Computing infoNCE requires gathering all encoded representations from all GPUs for full negative sampling. Specifically, to compute infoNCE loss, many repositories, e.g. SimCLR, essl, uses 1) torch.distributed.all_gather() to gather features from all GPUs at forward() and 2) torch.distributed.all_reduce() to sum the gradients at backward().
However, wouldn’t the synchronized representations (using torch.distributed.all_gather()) make all GPUs compute the exact same loss at all GPUs and are thus redundant?

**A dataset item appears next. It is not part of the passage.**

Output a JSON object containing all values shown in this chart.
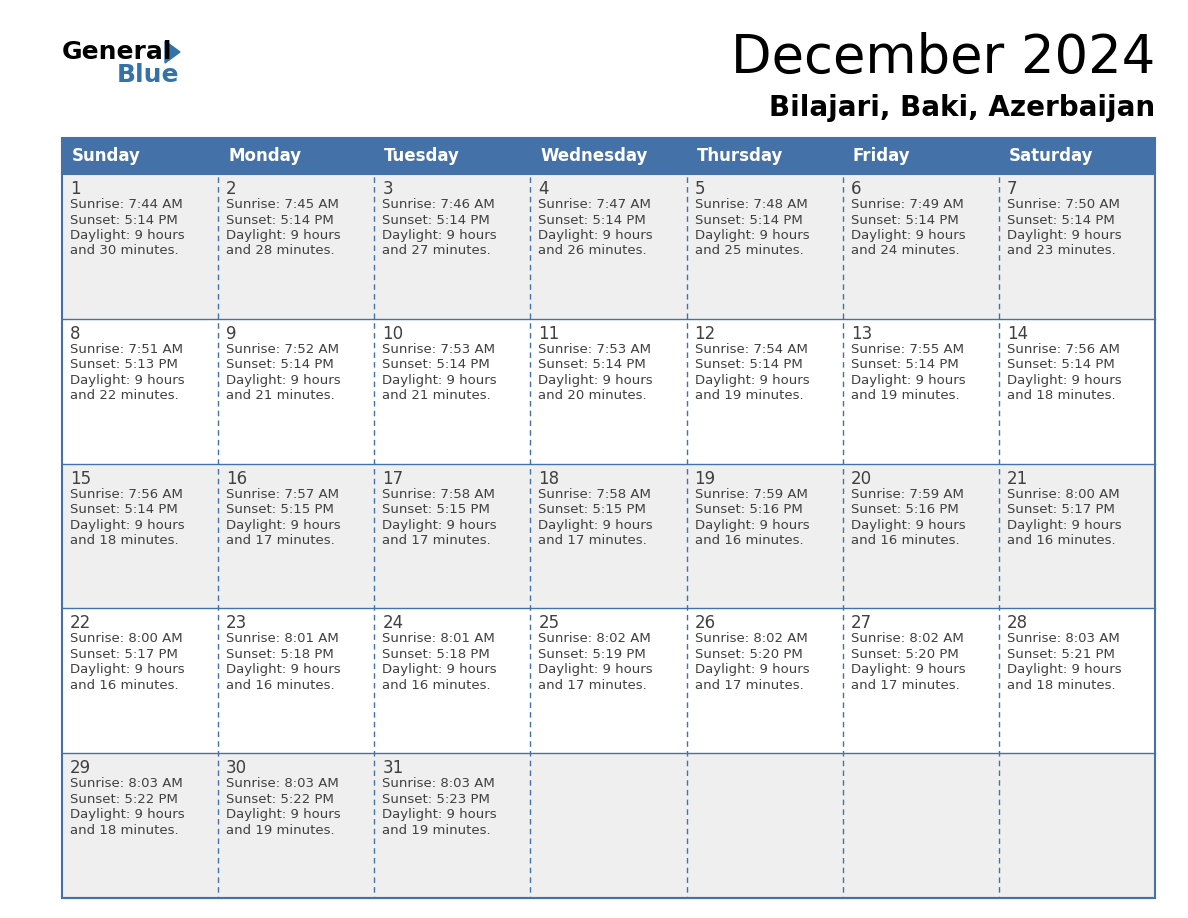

That’s a fair concern. I don’t know if the program uses DDP. With DDP, since the data input to each GPU would be different, maybe the loss computed at each GPU would be different? And hence a need to all-reduce the gradients?
Input to GPUs are obviously different. However, i think the representation from the encoder becomes the same due to all_reduce()(most infoNCE self-sup repositories synchronize the representation to use all representation for the negative sample). Therefore, i assume gathering all representation to a single machine, eg gpu or cpu, may reduce the redundant loss computation.
And my question is if my concern is correct or not. Thank you!
I would agree with the concern. This can be done a little differently such that each GPU only calculate the loss for its own batch after all_gather, that way each GPU is doing similar computing, and gradient reduce would carry to all GPUs.